Why AR and VR are not going away, as AI advances personalization, measurement

Why AR and VR are not going away, as AI advances personalization, measurement

By Antoinette Siu  •  July 31, 2024  •

Ivy Liu

While it may seem like interest in augmented reality and virtual reality has faded into the background as artificial intelligence takes over, experts say AI can actually enhance those efforts in terms of personalization and measurement.

Although AR/VR and AI technologies may be on different maturity stages of the Gartner hype cycle, it is likelier that they “elevate the value of each other, rather than compete in any way,” said Michael Kania, associate vp of marketing at Kepler Group.

“They are at different stages, with AI very much within a peak of excitement — while AR/VR is within the trough of disillusionment,” Kania said.

The “trough of disillusionment” represents the phase after an initial hype cycle when “interest wanes as experiments and implementations fail to deliver,” based on Gartner’s research. This could mean AR and VR experimentation starts to face challenges or there’s a lack of return on investment as different product issues arise. More or less, the honeymoon is over.

For Meta’s part, the tech giant this month added AI features and an assistant to its headset Quest 3 — which incorporates AR and VR capabilities — signaling a continued interest to test these features on its new devices.

“Just because they compete for attention on the front page of news doesn’t inhibit their ability to progress in parallel,” Kania added. “Each will offer unique value for marketers and consumers.”

Personalization opportunities

AI could elevate personalization by showing brands how they can rethink human connection and spatial computing possibilities. That can include using AI to enrich interactions and experiences in VR games, or using AI avatars and assistants to guide people through a physical or virtual space, explained Dan Gardner, cofounder of Stagwell agency Code and Theory.

“We happen to be at a fun time right now where there’s a lot of really interesting things happening at the same time, so AI is actually part of the story of VR and AR there,” Gardner told Digiday. “It’s not a separate story, it’s not a competing story.”

Code and Theory balances creative and engineering to approach AI, communications, design and tech with its clients and B2B partnerships with Amazon, Microsoft and Clover. Recently, it worked with Volvo Trucks on web and digital experiences in what became the client’s biggest launch in 25 years. With the hardware improving, from headsets to spatial computing, Gardner believes the industry will be able to incorporate more experiential elements of AR and VR – and more seamlessly blend realities.

“Technology is moving as an enabler to you as a human,” Gardner said. “AR and VR is really part of this more spatial computing, which is really the blend of all senses — your eyes, your ears, the way you move,” he said.

Stagwell has partnered with sports teams on an augmented reality experience to boost user engagement during live games in arenas. It later expanded it to an in-home AR experience for those watching from home to experience AR effects, interactive content coordinated with touchdowns, player animations and other game-related contests.

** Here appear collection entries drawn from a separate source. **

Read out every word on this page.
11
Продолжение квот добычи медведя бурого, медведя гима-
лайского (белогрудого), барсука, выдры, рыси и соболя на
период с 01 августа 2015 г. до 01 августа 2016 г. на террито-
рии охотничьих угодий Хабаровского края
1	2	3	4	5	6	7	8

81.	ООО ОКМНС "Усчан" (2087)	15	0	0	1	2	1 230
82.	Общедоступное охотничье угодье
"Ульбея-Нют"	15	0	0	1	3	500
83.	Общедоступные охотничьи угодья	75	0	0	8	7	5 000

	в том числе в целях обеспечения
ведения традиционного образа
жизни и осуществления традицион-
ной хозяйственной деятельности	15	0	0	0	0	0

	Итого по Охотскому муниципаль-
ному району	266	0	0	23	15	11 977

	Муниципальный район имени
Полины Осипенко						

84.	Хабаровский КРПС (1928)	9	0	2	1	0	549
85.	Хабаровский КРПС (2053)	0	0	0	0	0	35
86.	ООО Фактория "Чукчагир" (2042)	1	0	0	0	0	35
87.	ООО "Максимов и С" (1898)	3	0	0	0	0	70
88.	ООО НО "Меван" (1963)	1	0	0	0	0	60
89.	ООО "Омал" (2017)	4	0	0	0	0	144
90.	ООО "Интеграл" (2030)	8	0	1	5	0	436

Another Stagwell agency, Left Field Labs, also sees the addition of AI as an “underpinning to things we are doing” in other emerging technologies, said Eric Lee, partner and CTO at Left Field Labs. In gaming, for instance, players typically have limited ways they can interact with other characters. That basically relies on scripted content. (The Code and Theory Network recently expanded to include the acquisition of Left Field Labs.)

“AI really opens that up,” Lee said. “So I think the ability to interact with more rich characters has more novel and truly unique experiences with a game. I think we’re going to see a lot of exploration that we’re kind of taking outside of gaming, too.”

The agency also works on physical events, and it is starting to test 3D models using AI personalities that can show people around a physical space. They can help answer questions, Lee explained.

Going beyond quantitative measurement

Those in-person interactions, though, have the ability to create different metrics of success. If people are walking through an event, instead of just measuring how many attended, perhaps they can later track facial expressions or add other qualitative data, Lee added.

“Be it in a VR [or] AR experience, a physical experience, even just observing how a person moves through a website, you get better signals around the qualitative,” Lee told Digiday. “I hope that that is a metric that we’re able to expose more and get more from, because there’s a limited amount … through what people tell you in a survey — and it’s always going to be with a bias.”

Abdalla Atalla, marketing technology specialist at digital agency Cuker, mentioned AI accelerating the growth of extended reality (XR) — or a combination of AR, VR and mixed realities — because it can improve user engagement metrics. For example, eye tracking, biometric sensors, motion and position tracking can provide valuable data that AI can then process in large amounts — and perhaps extract deeper insights.

“AI enables the processing of vast amounts of eye-tracking data, offering insights into user attention and interest,” Atalla said.

However, there are questions about the accuracy of that data — as well as the ethics and privacy concerns with some of those tracking methods.

“Deciding what data is collected, how it’s protected and who will have access to it, is key,” said Atalla. “Transparency with the consumer and how pioneers of this technology will carve out those rights is essential.”